A importância das baterias para a eletromobilidade. 

A eletromobilidade, transporte de cargas e pessoas através de veículos movidos à eletricidade, apesar de inexorável, apresenta como principal desafio assegurar a maior autonomia possível aos usuários desses veículos; o que é obtido naqueles movidos à combustão, pela densidade energética dos hidrocarbonetos, principalmente os derivados de petróleo. 

Veículos elétricos.  

Através de constantes inovações tecnológicas, a indústria automobilística chegou à oferta de veículos elétricos, passando esta tecnologia a competir com os veículos movidos a combustão interna, principalmente como alternativa ambientalmente sustentável aos tradicionais veículos movidos a combustíveis fósseis [1]. 

Os veículos elétricos à bateria (Battery Eletric Vehicle (BEV)) (imagem 1) são movidos exclusivamente por eletricidade, utilizando a bateria para armazenar a energia necessária para a sua propulsão. Sendo eles totalmente dependentes de motores elétricos alimentados pela sua bateria, torna-se desnecessário um motor de combustão interna. Os BEV são carregados através de conexão à rede, ou outras fontes, de energia elétrica, ainda se utilizando da frenagem regenerativa para recuperar energia durante a desaceleração, convertendo-a em eletricidade armazenada na sua própria bateria. A principal vantagem dos BEV é que eles produzem zero emissão de gases de efeito estufa, sendo por isso ambientalmente mais vantajosos. 

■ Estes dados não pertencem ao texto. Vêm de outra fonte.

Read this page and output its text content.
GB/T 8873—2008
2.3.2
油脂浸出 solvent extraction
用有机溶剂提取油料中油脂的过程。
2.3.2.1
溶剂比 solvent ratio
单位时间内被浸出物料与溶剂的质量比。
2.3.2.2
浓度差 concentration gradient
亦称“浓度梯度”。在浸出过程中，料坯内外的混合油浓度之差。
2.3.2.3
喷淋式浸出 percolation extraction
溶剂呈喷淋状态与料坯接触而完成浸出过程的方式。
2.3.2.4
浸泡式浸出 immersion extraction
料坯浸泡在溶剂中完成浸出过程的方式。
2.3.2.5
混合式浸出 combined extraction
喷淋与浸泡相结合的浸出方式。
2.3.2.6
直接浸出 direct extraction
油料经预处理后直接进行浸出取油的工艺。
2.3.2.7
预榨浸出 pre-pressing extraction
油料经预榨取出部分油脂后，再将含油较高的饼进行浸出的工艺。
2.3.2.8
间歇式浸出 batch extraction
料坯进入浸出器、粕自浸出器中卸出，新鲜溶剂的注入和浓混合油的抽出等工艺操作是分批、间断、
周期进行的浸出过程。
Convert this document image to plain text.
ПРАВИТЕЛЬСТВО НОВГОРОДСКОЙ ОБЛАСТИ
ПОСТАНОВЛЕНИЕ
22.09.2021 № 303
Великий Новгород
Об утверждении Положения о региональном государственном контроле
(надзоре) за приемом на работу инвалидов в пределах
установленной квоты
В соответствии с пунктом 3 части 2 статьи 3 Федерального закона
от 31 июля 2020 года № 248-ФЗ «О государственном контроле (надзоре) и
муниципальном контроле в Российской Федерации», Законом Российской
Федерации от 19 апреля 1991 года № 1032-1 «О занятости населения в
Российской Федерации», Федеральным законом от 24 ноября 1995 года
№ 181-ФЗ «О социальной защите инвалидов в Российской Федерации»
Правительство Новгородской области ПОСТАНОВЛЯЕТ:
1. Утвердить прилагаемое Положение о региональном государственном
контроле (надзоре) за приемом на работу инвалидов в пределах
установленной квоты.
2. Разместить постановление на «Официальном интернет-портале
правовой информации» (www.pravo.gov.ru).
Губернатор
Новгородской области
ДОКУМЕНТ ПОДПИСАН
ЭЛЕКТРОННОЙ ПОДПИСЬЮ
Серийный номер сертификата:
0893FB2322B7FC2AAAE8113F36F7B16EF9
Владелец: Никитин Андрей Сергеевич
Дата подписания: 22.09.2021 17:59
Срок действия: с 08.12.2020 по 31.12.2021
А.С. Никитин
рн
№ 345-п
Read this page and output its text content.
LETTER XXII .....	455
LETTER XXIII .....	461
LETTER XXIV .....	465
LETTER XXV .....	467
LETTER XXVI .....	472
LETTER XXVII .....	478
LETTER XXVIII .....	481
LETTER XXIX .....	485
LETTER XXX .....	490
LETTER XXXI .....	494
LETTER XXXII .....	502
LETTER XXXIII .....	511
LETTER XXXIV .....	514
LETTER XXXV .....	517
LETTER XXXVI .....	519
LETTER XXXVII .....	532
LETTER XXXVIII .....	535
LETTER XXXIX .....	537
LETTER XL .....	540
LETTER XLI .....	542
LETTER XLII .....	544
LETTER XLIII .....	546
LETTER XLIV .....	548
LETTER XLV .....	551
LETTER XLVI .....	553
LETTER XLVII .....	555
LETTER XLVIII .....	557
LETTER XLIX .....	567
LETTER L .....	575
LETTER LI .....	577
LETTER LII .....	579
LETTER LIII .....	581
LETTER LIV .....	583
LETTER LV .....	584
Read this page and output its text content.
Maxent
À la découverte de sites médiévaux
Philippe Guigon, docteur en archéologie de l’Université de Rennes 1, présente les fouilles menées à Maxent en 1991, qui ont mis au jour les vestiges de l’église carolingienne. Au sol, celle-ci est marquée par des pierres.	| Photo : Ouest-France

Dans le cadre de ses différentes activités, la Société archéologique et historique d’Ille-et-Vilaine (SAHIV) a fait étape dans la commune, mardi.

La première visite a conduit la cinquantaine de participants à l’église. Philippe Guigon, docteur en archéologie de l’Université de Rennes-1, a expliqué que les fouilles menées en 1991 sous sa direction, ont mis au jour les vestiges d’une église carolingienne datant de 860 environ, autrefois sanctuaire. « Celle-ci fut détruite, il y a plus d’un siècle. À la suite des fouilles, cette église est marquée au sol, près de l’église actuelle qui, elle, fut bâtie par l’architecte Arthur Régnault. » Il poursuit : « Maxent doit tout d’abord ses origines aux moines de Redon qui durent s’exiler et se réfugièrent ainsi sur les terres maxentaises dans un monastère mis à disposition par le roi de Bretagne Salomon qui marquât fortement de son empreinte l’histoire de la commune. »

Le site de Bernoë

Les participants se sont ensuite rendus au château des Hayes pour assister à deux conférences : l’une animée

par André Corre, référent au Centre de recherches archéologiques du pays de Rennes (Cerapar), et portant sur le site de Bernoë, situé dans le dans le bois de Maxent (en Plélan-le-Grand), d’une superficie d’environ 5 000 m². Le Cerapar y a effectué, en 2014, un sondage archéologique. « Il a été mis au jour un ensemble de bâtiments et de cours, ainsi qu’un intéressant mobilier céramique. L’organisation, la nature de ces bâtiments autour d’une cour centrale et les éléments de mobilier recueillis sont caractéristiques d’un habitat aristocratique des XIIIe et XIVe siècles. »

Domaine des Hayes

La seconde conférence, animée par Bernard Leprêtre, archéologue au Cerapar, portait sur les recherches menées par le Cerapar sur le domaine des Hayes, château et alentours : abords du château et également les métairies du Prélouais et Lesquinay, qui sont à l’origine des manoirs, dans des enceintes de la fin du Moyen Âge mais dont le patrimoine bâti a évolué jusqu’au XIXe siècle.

Imagem 1. Veículo Elétrico. 
Fonte: Jornal da USP.

Baterias Elétricas

As baterias são os principais elementos de armazenamento de energia nos veículos elétricos, sendo definidoras da autonomia, desempenho e segurança desses meios de transporte. A classificação das baterias depende da composição eletroquímica dos materiais utilizados, especificações técnicas de funcionamento e aplicações direcionadas aos diferentes tipos de veículos. Entre as tecnologias mais utilizadas, estão as baterias de íon-lítio (Li-ion), níquel-metalhidreto (NiMH), chumbo-ácido e, mais recentemente, as de estado sólido. Essas tecnologias devem proporcionar o menor peso possível, alta densidade de energia, reduzida taxa de autodescarga e ciclos de carga mais eficientes, devendo ainda ter o menor custo possível. 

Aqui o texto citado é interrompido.